Ora o nº 3 do artigo 61º do Estatuto da Ordem dos Advogados consagra a competência plena do advogado perante qualquer autoridade ou entidade e regulamenta o direito constitucionalmente consagrado à assistência e acompanhamento por advogado, consagrado no nº 2 do art. 20.º da CRP.” O nº 3 do art. 61º do EOA (aprovado pela Lei nº 15/2005, de 26.01) estatui: “3 - O mandato judicial, a representação e assistência por advogado são sempre admissíveis e não podem ser impedidos perante qualquer jurisdição, autoridade ou entidade pública ou privada, nomeadamente para defesa de direitos, patrocínio de relações jurídicas controvertidas, composição de interesses ou em processos de mera averiguação, ainda que administrativa, oficiosa ou de qualquer outra natureza.”

A presença de advogado a acompanhar o sócio nas assembleias gerais da sociedade pode ser justificada por se considerar útil a presença de um jurista, mormente quando as matérias em discussão requeiram conhecimentos de direito que o sócio não possui.

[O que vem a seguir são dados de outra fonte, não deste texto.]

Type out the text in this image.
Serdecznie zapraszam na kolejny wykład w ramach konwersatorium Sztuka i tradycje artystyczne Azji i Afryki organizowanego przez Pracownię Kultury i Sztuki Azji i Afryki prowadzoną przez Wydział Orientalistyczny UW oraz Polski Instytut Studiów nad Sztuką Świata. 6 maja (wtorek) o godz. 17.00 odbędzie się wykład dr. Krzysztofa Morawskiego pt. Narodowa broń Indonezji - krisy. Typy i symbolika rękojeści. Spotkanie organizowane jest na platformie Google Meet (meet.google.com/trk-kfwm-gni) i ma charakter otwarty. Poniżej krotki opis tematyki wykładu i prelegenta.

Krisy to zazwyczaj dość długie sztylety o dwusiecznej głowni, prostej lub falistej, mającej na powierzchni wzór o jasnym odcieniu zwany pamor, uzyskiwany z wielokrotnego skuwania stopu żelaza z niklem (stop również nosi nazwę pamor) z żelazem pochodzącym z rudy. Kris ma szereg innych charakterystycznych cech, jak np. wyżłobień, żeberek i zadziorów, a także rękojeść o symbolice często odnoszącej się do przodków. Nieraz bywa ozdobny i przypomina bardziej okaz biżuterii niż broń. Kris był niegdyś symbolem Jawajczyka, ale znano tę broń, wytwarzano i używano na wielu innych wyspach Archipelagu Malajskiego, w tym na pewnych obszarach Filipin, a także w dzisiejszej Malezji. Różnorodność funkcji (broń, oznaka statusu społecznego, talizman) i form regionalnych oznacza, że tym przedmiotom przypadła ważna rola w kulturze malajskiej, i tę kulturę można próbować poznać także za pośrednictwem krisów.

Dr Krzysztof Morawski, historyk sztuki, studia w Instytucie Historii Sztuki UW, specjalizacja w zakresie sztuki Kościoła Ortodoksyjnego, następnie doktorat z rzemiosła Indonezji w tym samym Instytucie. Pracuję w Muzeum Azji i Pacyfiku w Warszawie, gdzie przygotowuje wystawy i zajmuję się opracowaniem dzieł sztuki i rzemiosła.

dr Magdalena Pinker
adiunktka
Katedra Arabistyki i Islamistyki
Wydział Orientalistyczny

Mas o mesmo raciocínio vale para todas as situações em que as matérias em discussão envolvam e requeiram conhecimentos técnicos que escapam ao sócio, pelo que não se descortina fundamento para considerar de modo diferente a situação do advogado, sob pena de violação do princípio da igualdade.

O art. 20º, nº 2, da Constituição da República estatui que “todos têm direito, nos termos da lei, à informação e consulta jurídica, ao patrocínio judiciário e a fazer-se acompanhar por advogado perante qualquer autoridade.” Para Gomes Canotilho e Vital Moreira o segmento “qualquer autoridade deve incluir não somente as autoridades públicas mas também as autoridades privadas dotadas de poderes públicos (CRP anotada, vol. I, 4.ª ed., 2007, pág. 413). No caso estamos perante um ente privado – uma sociedade comercial – não dotada de quaisquer poderes públicos, pelo que aquela norma constitucional não fornece apoio à excepção.

A norma constante do nº 6 do art. 379º assume natureza especial, destinando-se a assegurar que em princípio apenas as pessoas directamente ligadas à sociedade possam estar presentes, não se encontrando revogada pelo art. 61º, nº 3, do EOA. Como observa Pedro Maia, a participação de terceiros na assembleia geral pode inibir ou constranger os accionistas de participarem na assembleia (designadamente no uso da palavra, na apresentação de propostas e até no voto – pode até contender com direitos da personalidade dos accionistas (O Presidente das Assembleias de Sócios, in Problemas do Direito das Sociedades, IDET, 2002, pág. 446).

Aduz-se, em síntese, que, o nº 6 do art. 379º do CSC, que faz depender a presença de qualquer pessoa não indicada nos números anteriores do mesmo artigo de autorização do presidente da mesa, não se encontra revogado pelo nº 3 do art. 61º do EOA. A presença de qualquer pessoa não indicada nos nºs 1 a 5 daquele art. 379º mesmo que essa pessoa seja advogado, depende de autorização do presidente da mesa. 

A este respeito, o TRL em Acórdão datado de 03/6/2014, decidiu que "A presença de um advogado a acompanhar um accionista numa assembleia geral de uma sociedade anónima depende da autorização do presidente da respectiva mesa".